Why do x86 jump/call instructions use relative displacements instead of absolute destinations?
Asked Answered
R

1

5

I am learning 8086 and there is one particular question which is bothering me and I have not been able to find any satisfactory answer yet.

I understand that CPU executes the code sequentially and if want to change the code flow we would like the IP to point to the new/old address where the code of our interest is sitting.

Now, my question is why we(I mean CPU) don't just go and update the IP with the address corresponding to the label when we encounter jump instruction?

What is the need to have a displacement which is added to IP when we encounter jump instruction?

In my opinion

  1. calculating the displacement(i.e the distance from the jump label to the next instruction after the jump) and
  2. then taking that displacements 2's compliment,
  3. which finally gets added to the IP so that IP points to the address/instruction pointed by label

To me this sounds like more work then just updating the IP with the address corresponding to label.

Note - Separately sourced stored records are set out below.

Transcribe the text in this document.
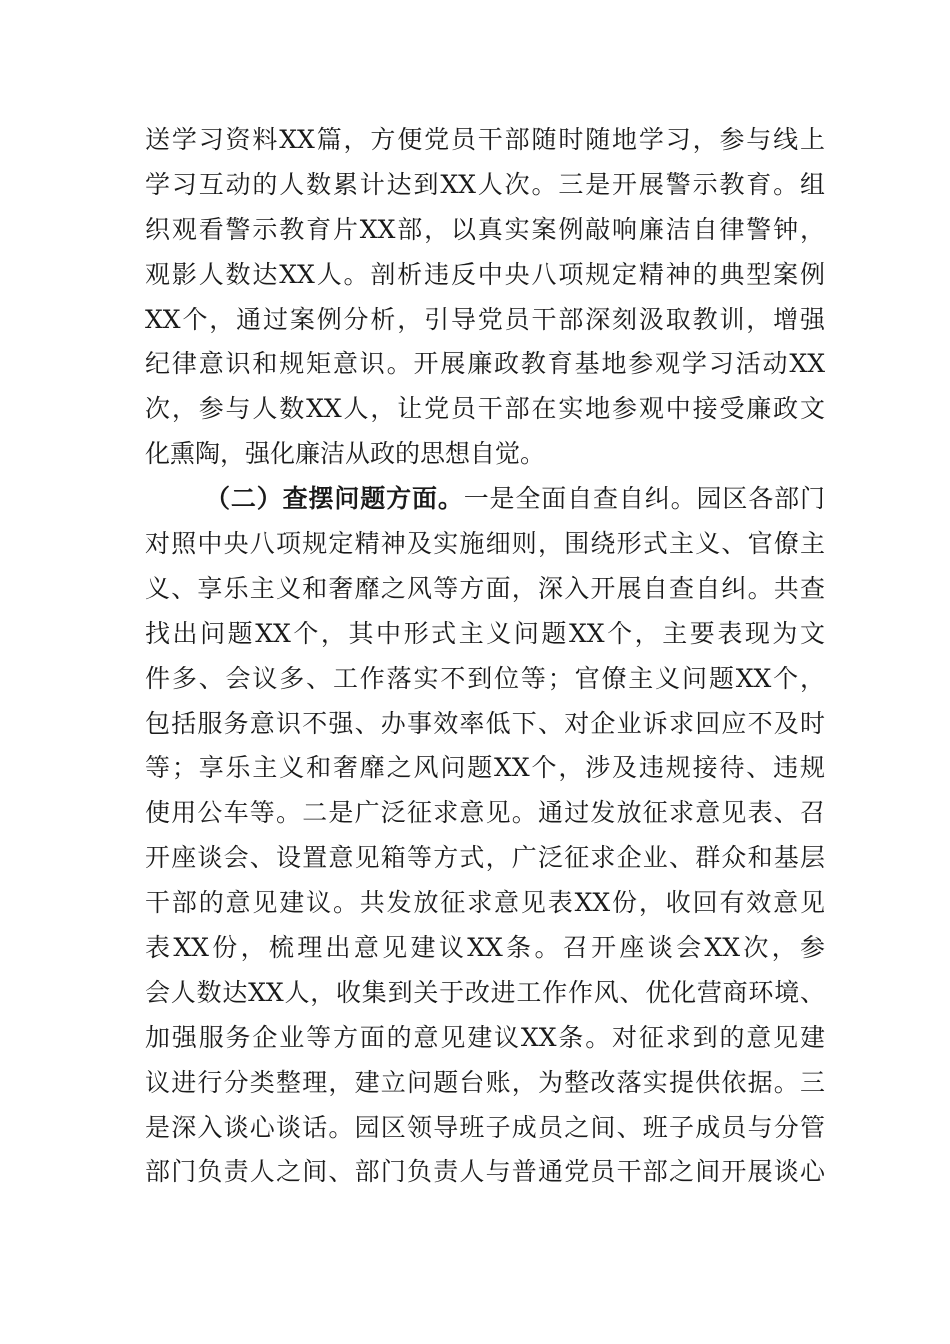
送学习资料XX篇，方便党员干部随时随地学习，参与线上
学习互动的人数累计达到XX人次。三是开展警示教育。组
织观看警示教育片XX部，以真实案例敲响廉洁自律警钟，
观影人数达XX人。剖析违反中央八项规定精神的典型案例
XX个，通过案例分析，引导党员干部深刻汲取教训，增强
纪律意识和规矩意识。开展廉政教育基地参观学习活动XX
次，参与人数XX人，让党员干部在实地参观中接受廉政文
化熏陶，强化廉洁从政的思想自觉。
（二）查摆问题方面。一是全面自查自纠。园区各部门
对照中央八项规定精神及实施细则，围绕形式主义、官僚主
义、享乐主义和奢靡之风等方面，深入开展自查自纠。共查
找出问题XX个，其中形式主义问题XX个，主要表现为文
件多、会议多、工作落实不到位等；官僚主义问题XX个，
包括服务意识不强、办事效率低下、对企业诉求回应不及时
等；享乐主义和奢靡之风问题XX个，涉及违规接待、违规
使用公车等。二是广泛征求意见。通过发放征求意见表、召
开座谈会、设置意见箱等方式，广泛征求企业、群众和基层
干部的意见建议。共发放征求意见表XX份，收回有效意见
表XX份，梳理出意见建议XX条。召开座谈会XX次，参
会人数达XX人，收集到关于改进工作作风、优化营商环境、
加强服务企业等方面的意见建议XX条。对征求到的意见建
议进行分类整理，建立问题台账，为整改落实提供依据。三
是深入谈心谈话。园区领导班子成员之间、班子成员与分管
部门负责人之间、部门负责人与普通党员干部之间开展谈心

But, I am sure there must be a reason for the way things are done, its just that I am not aware.

What was the reason for this design choice in 8086?

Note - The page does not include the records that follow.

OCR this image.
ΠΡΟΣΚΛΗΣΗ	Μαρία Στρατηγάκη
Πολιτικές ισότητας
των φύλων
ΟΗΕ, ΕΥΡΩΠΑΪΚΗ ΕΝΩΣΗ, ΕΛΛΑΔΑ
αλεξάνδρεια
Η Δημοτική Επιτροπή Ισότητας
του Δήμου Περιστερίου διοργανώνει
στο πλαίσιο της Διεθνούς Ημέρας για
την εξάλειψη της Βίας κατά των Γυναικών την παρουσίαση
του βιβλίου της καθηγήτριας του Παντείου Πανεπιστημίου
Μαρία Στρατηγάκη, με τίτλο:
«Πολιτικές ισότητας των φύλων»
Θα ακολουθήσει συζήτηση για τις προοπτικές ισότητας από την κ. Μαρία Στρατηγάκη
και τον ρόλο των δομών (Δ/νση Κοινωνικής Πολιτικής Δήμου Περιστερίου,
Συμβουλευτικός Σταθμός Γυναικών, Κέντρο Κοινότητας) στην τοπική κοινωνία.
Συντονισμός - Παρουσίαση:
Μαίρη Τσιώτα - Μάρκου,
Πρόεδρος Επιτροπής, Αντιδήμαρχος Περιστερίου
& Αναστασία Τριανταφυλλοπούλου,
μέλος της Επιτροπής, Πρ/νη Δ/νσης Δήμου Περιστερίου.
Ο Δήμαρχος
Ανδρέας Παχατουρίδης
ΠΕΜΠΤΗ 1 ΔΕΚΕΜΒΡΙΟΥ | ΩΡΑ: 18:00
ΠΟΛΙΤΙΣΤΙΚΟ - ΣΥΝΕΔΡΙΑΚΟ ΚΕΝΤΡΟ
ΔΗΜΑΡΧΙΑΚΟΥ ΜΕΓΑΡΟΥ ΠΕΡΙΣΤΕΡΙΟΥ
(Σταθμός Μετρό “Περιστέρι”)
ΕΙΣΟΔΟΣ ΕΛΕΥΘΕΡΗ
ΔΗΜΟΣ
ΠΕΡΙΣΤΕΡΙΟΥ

Rumple answered 12/9, 2017 at 20:22 Comment(9)
Displacements allow for the code to be relocated, and in some cases the encoding for the displacement can be shorter than had it been absolute.Leonoreleonsis
@MichaelPetch Instead of displacement if we had the absolute address(address pointed by label) wouldn't it still be relocatable? I think that in the first pass assembler can easily figure out the address pointed by the label and if yes then why do we want to get into encoding and things. Why don't we just use the address and be done with it.Rumple
Code compactness mattered a great deal back in 1976, memory was very expensive back then. That is for one why all conditional jumps only take 1 byte for the jump offset, necessarily that needs to be a relative offset. It still matters today, not for size but for speed, having to encode 8 bytes for a 64-bit address would have been very rough on the processor caches. Keeping code easily relocatable matters a great deal was well today, Unix in particular likes PIC (position-independent code) for shared libraries. Having to relocate prevents code sharing.Donte
No, Albert, using the absolute address instead of displacement is exactly the opposite of relocatable. Relocatable (in the sense Michael used it) means that the code can be moved to a different location in memory without changing the code. If the absolute address is in the instruction, this doesn't work, but if a displacement from the current IP is in the instruction, the jump still goes to the right place even if the code has been moved..Hum
@Hum Thanks for explaining Relocatable; but I still have doubts. In assembly language following instrn for ex: label: mov a,0xffff .... jmp label Assembler will replace label with the first address of "mov a,0xffff" My question is when we have this address why to calculate displacement/offset. Also, doesn't having the label makes the code relocatable.Rumple
@Rumple - Listen to Hans! In your 8086 the data bus is only 16-bits wide. Having the jump and the offset fit in 16-bits means that the instruction (properly aligned) can be read in one memory cycle. Going up to 3 bytes would take 2 memory cycles just get the entire instruction loaded.Justness
Having the label makes the code relocatable at the time it is assembled/linked. Using the displacement in the instruction allows the executable code to be repositioned in memory without having to rebuild it.Hum
The CPU sees infiniteLoop: jmp infiniteLoop only as machine code eb fe, it doesn't search for label infiniteLoop and compute it is -2 bytes away during each execution. That's the work of assembler, which is producing the machine code. So the CPU just does ip = ip + sign-extended(immediate), almost the same amount of work as ip = absolute_address. The addition was even back in 197x reasonably cheap operation, fetching the new opcodes from memory took longer than that. With modern x86 the addition is almost free, but keeping all that cache machinery up to date makes jmp complex.Footton
And that 0xFE is -2 always, wherever you relocate that piece of code. While absolute address encoded in instruction would need patching with each relocation of code to point to the correct absolute address. And modern executables don't know the address where they will be loaded by OS. So they have relocation table, the OS loads binary from disk into memory, and then goes through the relocation table, and patches all instruction opcodes to have correct absolute addresses. A PIC variant of executable does use only relative addressing, so OS will just load it to random address and execute it.Footton
O
8

You are vastly over-estimating the cost in CPU complexity of decoding a relative jump.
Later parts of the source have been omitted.